Solve Hard Problems

There is a reluctance work on valuable problems in software because of a bias toward the 'easily' scalable ones.

A home built computer with exposed chips and wiring sits in display case in a museum.
An original Apple I — Messy but valuable to its owner. On display at the Computer History Museum in Mountain View, CA.

In the past decade of working in software I've noticed a reluctance to work on valuable problems because of a bias toward working on the easily scalable ones. I don't think this is a trend, really, but more something I've seen as a pattern throughout my career.

As engineers we like to clean up the messy world that surrounds us. If you can abstract a problem, and synthesize it into your “clean” model of the world, you think you’ve won. You think you’ve solved this problem once, gotten a 1000x multiple on your engineering time, and will never have to revisit it again.
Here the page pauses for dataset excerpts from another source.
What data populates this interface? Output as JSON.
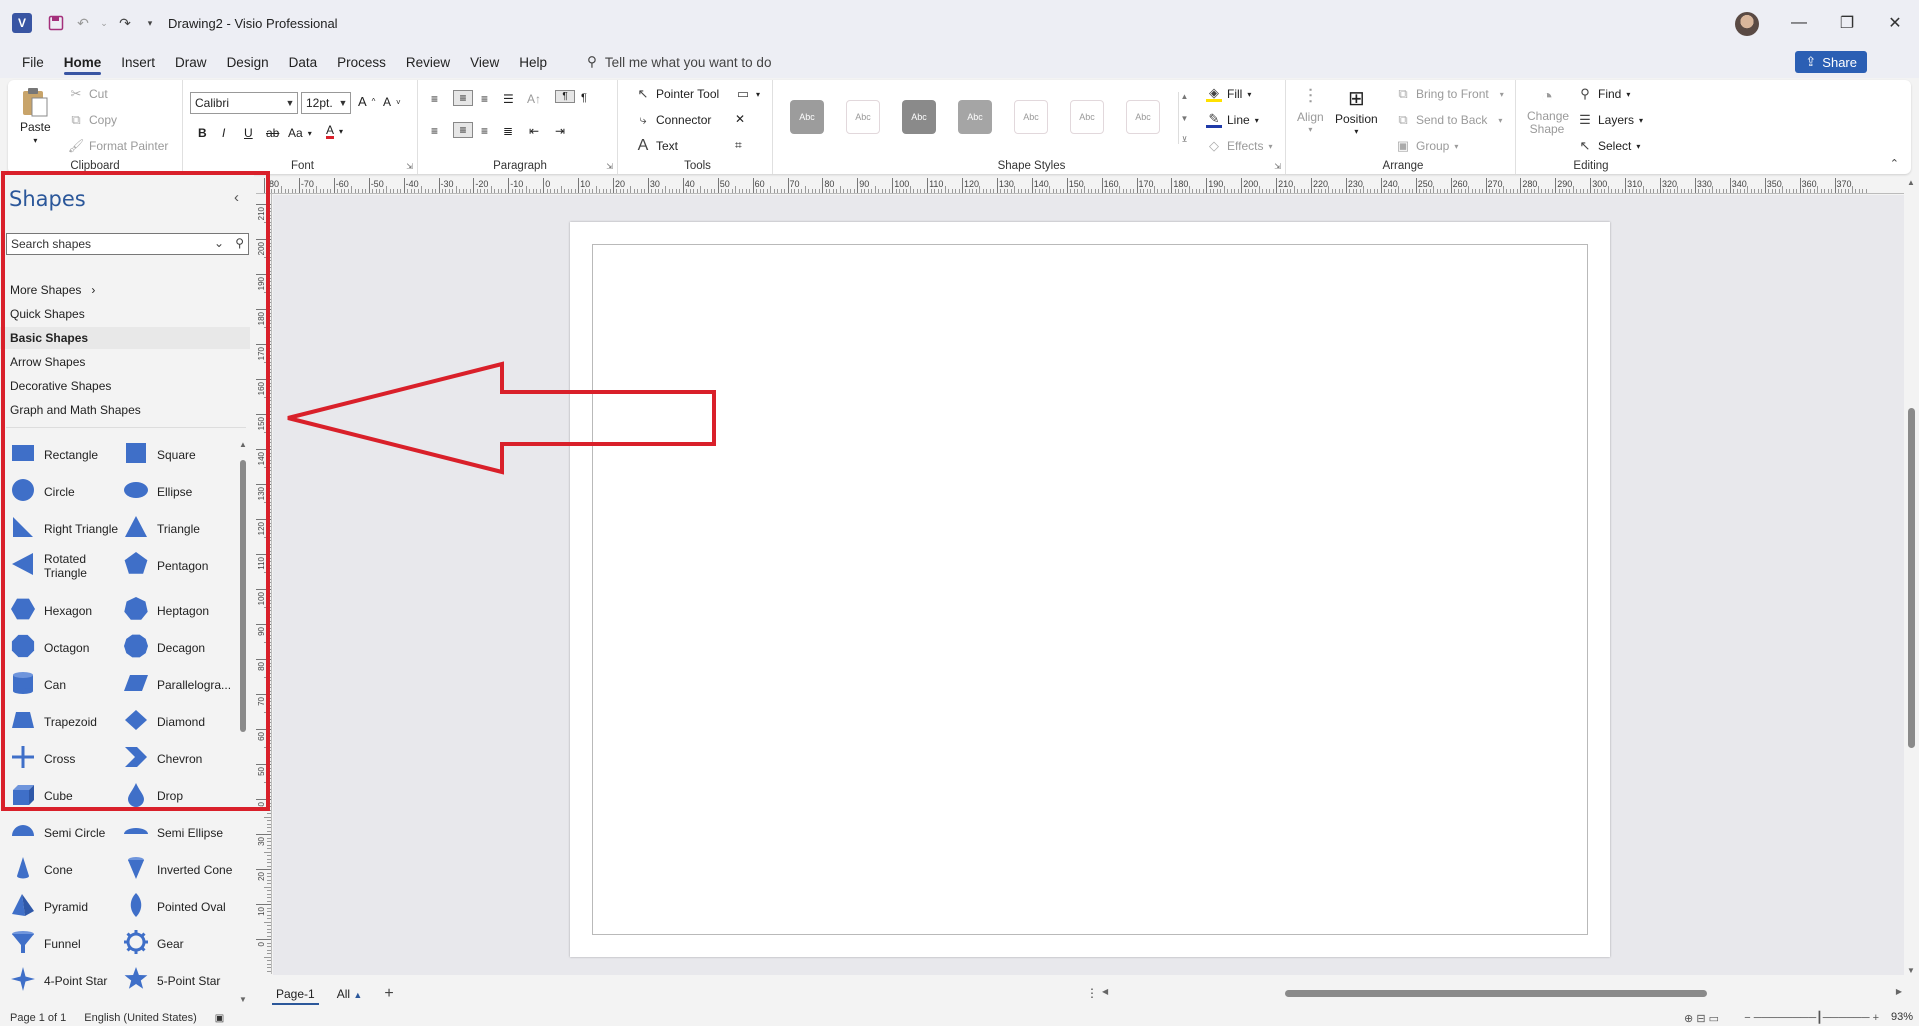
{
  "window": {
    "app_icon": "visio-logo-icon",
    "title": "Drawing2  -  Visio Professional",
    "controls": [
      "minimize-icon",
      "restore-icon",
      "close-icon"
    ]
  },
  "menu": {
    "tabs": [
      "File",
      "Home",
      "Insert",
      "Draw",
      "Design",
      "Data",
      "Process",
      "Review",
      "View",
      "Help"
    ],
    "active": "Home",
    "tell_me": "Tell me what you want to do",
    "share": "Share"
  },
  "ribbon": {
    "clipboard": {
      "label": "Clipboard",
      "paste": "Paste",
      "cut": "Cut",
      "copy": "Copy",
      "format_painter": "Format Painter"
    },
    "font": {
      "label": "Font",
      "family": "Calibri",
      "size": "12pt.",
      "bold": "B",
      "italic": "I",
      "underline": "U",
      "strike": "ab",
      "case": "Aa",
      "color_letter": "A",
      "font_color": "#d9202a"
    },
    "paragraph": {
      "label": "Paragraph"
    },
    "tools": {
      "label": "Tools",
      "pointer": "Pointer Tool",
      "connector": "Connector",
      "text": "Text"
    },
    "shape_styles": {
      "label": "Shape Styles",
      "swatch_text": "Abc",
      "swatches": [
        "#9c9c9c",
        "light",
        "#8a8a8a",
        "#a5a5a5",
        "light",
        "light",
        "light"
      ]
    },
    "fill_line": {
      "fill": "Fill",
      "line": "Line",
      "effects": "Effects",
      "fill_color": "#ffe100",
      "line_color": "#1f3aa8"
    },
    "arrange": {
      "label": "Arrange",
      "align": "Align",
      "position": "Position",
      "bring_to_front": "Bring to Front",
      "send_to_back": "Send to Back",
      "group": "Group"
    },
    "editing": {
      "label": "Editing",
      "change_shape": "Change Shape",
      "find": "Find",
      "layers": "Layers",
      "select": "Select"
    }
  },
  "shapes_panel": {
    "title": "Shapes",
    "search_placeholder": "Search shapes",
    "stencils": [
      "More Shapes",
      "Quick Shapes",
      "Basic Shapes",
      "Arrow Shapes",
      "Decorative Shapes",
      "Graph and Math Shapes"
    ],
    "active_stencil": "Basic Shapes",
    "shapes": [
      [
        "Rectangle",
        "rectangle-icon"
      ],
      [
        "Square",
        "square-icon"
      ],
      [
        "Circle",
        "circle-icon"
      ],
      [
        "Ellipse",
        "ellipse-icon"
      ],
      [
        "Right Triangle",
        "right-triangle-icon"
      ],
      [
        "Triangle",
        "triangle-icon"
      ],
      [
        "Rotated Triangle",
        "rotated-triangle-icon"
      ],
      [
        "Pentagon",
        "pentagon-icon"
      ],
      [
        "Hexagon",
        "hexagon-icon"
      ],
      [
        "Heptagon",
        "heptagon-icon"
      ],
      [
        "Octagon",
        "octagon-icon"
      ],
      [
        "Decagon",
        "decagon-icon"
      ],
      [
        "Can",
        "can-icon"
      ],
      [
        "Parallelogra...",
        "parallelogram-icon"
      ],
      [
        "Trapezoid",
        "trapezoid-icon"
      ],
      [
        "Diamond",
        "diamond-icon"
      ],
      [
        "Cross",
        "cross-icon"
      ],
      [
        "Chevron",
        "chevron-icon"
      ],
      [
        "Cube",
        "cube-icon"
      ],
      [
        "Drop",
        "drop-icon"
      ],
      [
        "Semi Circle",
        "semi-circle-icon"
      ],
      [
        "Semi Ellipse",
        "semi-ellipse-icon"
      ],
      [
        "Cone",
        "cone-icon"
      ],
      [
        "Inverted Cone",
        "inverted-cone-icon"
      ],
      [
        "Pyramid",
        "pyramid-icon"
      ],
      [
        "Pointed Oval",
        "pointed-oval-icon"
      ],
      [
        "Funnel",
        "funnel-icon"
      ],
      [
        "Gear",
        "gear-icon"
      ],
      [
        "4-Point Star",
        "four-point-star-icon"
      ],
      [
        "5-Point Star",
        "five-point-star-icon"
      ]
    ],
    "shape_color": "#3f6fc8"
  },
  "rulers": {
    "top": [
      "-80",
      "-70",
      "-60",
      "-50",
      "-40",
      "-30",
      "-20",
      "-10",
      "0",
      "10",
      "20",
      "30",
      "40",
      "50",
      "60",
      "70",
      "80",
      "90",
      "100",
      "110",
      "120",
      "130",
      "140",
      "150",
      "160",
      "170",
      "180",
      "190",
      "200",
      "210",
      "220",
      "230",
      "240",
      "250",
      "260",
      "270",
      "280",
      "290",
      "300",
      "310",
      "320",
      "330",
      "340",
      "350",
      "360",
      "370"
    ],
    "left": [
      "210",
      "200",
      "190",
      "180",
      "170",
      "160",
      "150",
      "140",
      "130",
      "120",
      "110",
      "100",
      "90",
      "80",
      "70",
      "60",
      "50",
      "40",
      "30",
      "20",
      "10",
      "0"
    ]
  },
  "pages": {
    "current": "Page-1",
    "all": "All"
  },
  "status": {
    "page": "Page 1 of 1",
    "language": "English (United States)",
    "zoom": "93%"
  },
  "annotation": {
    "color": "#d9202a"
  }
}
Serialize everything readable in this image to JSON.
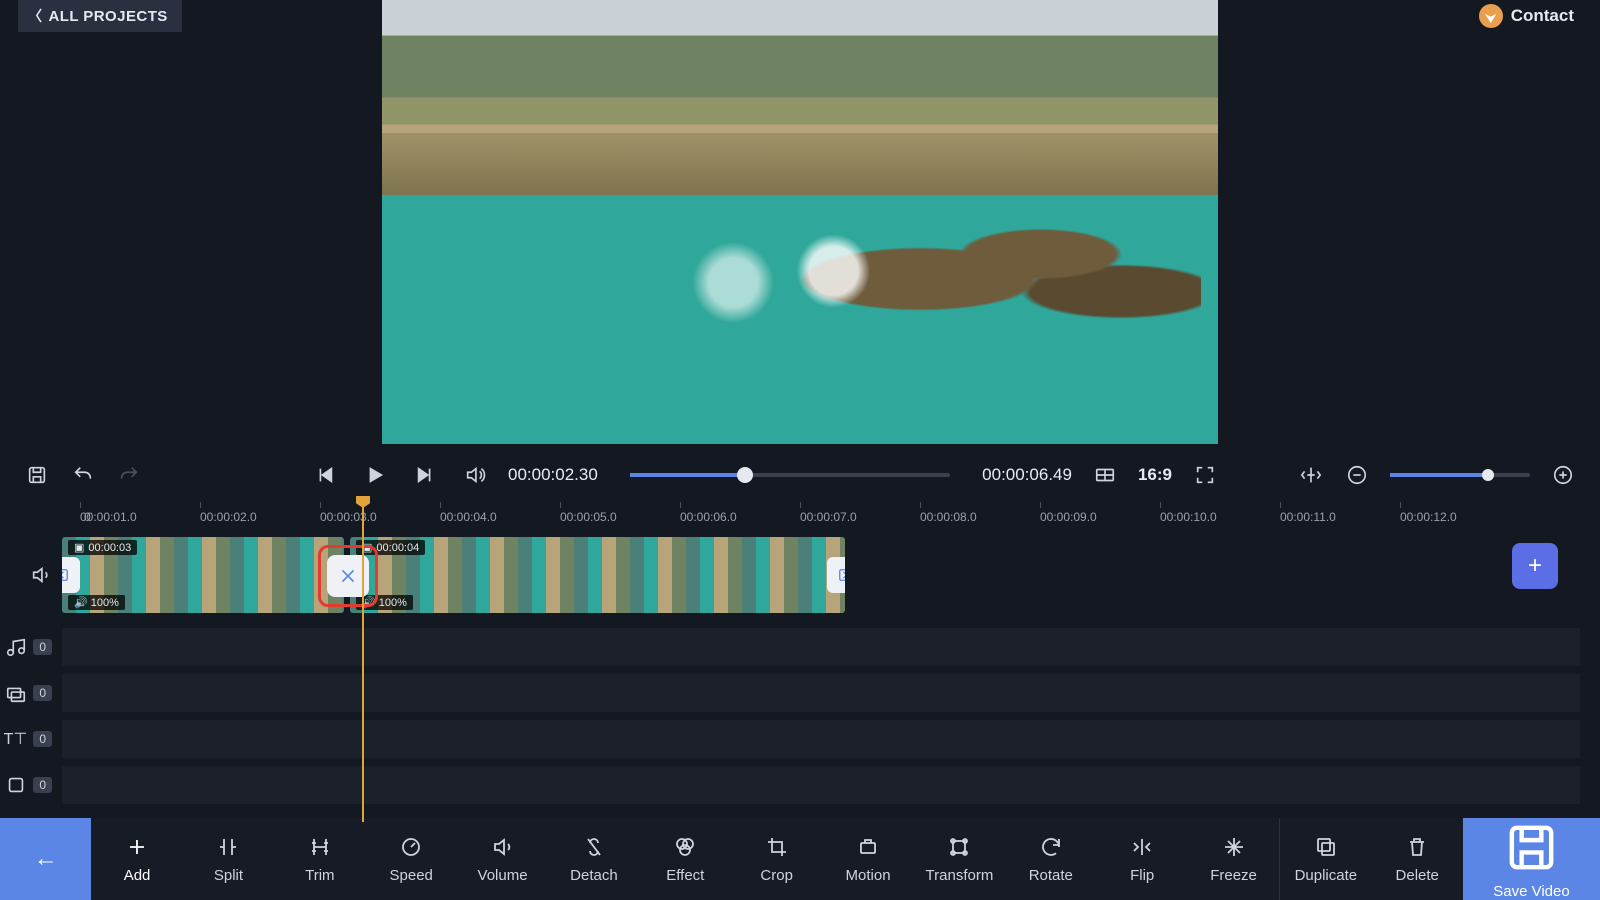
{
  "header": {
    "all_projects": "ALL PROJECTS",
    "contact": "Contact"
  },
  "player": {
    "current_time": "00:00:02.30",
    "total_time": "00:00:06.49",
    "aspect_ratio": "16:9"
  },
  "ruler": {
    "start": "0",
    "ticks": [
      "00:00:01.0",
      "00:00:02.0",
      "00:00:03.0",
      "00:00:04.0",
      "00:00:05.0",
      "00:00:06.0",
      "00:00:07.0",
      "00:00:08.0",
      "00:00:09.0",
      "00:00:10.0",
      "00:00:11.0",
      "00:00:12.0"
    ]
  },
  "clips": {
    "clip1_duration": "00:00:03",
    "clip1_volume": "100%",
    "clip2_duration": "00:00:04",
    "clip2_volume": "100%"
  },
  "tracks": {
    "audio_count": "0",
    "overlay_count": "0",
    "text_count": "0",
    "element_count": "0"
  },
  "tools": {
    "add": "Add",
    "split": "Split",
    "trim": "Trim",
    "speed": "Speed",
    "volume": "Volume",
    "detach": "Detach",
    "effect": "Effect",
    "crop": "Crop",
    "motion": "Motion",
    "transform": "Transform",
    "rotate": "Rotate",
    "flip": "Flip",
    "freeze": "Freeze",
    "duplicate": "Duplicate",
    "delete": "Delete",
    "save": "Save Video"
  }
}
You can see this when engineers decide on a problem they’d like to solve for a new tech startup. Especially in Silicon Valley, where there are droves of trivial problems getting a solution. But, you can also see it every day inside almost every tech company on earth. A customer has a problem to solve, and engineers insist that it can’t be solved, isn’t worth solving, or that the customer should change their business processes and then it wouldn’t be a problem.

The fact is, when engineers synthesize problems their customers face into our “clean” model of the world, we’re not creating value. We’re just selfishly making things easier on ourselves. One thing I hear way too often when working with other engineers is that we “spend way too much time dealing with customer X”. That’s the wrong attitude.

But the mess is needed. The mess is valuable. Complexity is the essense of software and we can’t make it go away. I'd like to make the argument that we shouldn’t try. Paul Graham wrote a great essay on this called Do Things That Don’t Scale. For an engineer, that can be read as blasphemy. But he has a great point.

Startups take off because the founders make them take off. There may be a handful that just grew by themselves, but usually it takes some sort of push to get them going. A good metaphor would be the cranks that car engines had before they got electric starters. Once the engine was going, it would keep going, but there was a separate and laborious process to get it going.

You show me a perfectly scalable software product from day 1, and I’ll show you a worthless one.

Use Your Big Problem Mindset

My favorite problems to solve are the big ones, with seemingly impossible design constraints. I think all good engineers are like this.

How do you build a space company from scratch without a government budget?

Find a way to make the rocket reusable.

How do you build cars which the masses can afford?

Find a way to build them efficiently: The assembly line.

The list can go on and on. These are the most fun problems, but we let our our engineering biases get in the way of creating value. Instead of embracing the design constraints our customers are giving us, we push back against them in the name of scalability.

Space X had to do “consulting” work for the government in order to fund development of their scalable solution to affordable space flight. Henry Ford had to convince industry titans that he wasn't crazy to think it was possible to build 100 cars in a day.

Look at the problems around you holistically. Embrace the design constraints you’re given. Without constraints, a problem is trivial and not valuable to anyone.

Listen to your customers. They’re telling you how to create value. Combine their constraints with the constraints of your business, then constrain the problem even further to find a way to get a multiple return on your engineering time.

Solve those problems. That’s how you’ll find meaning in your work.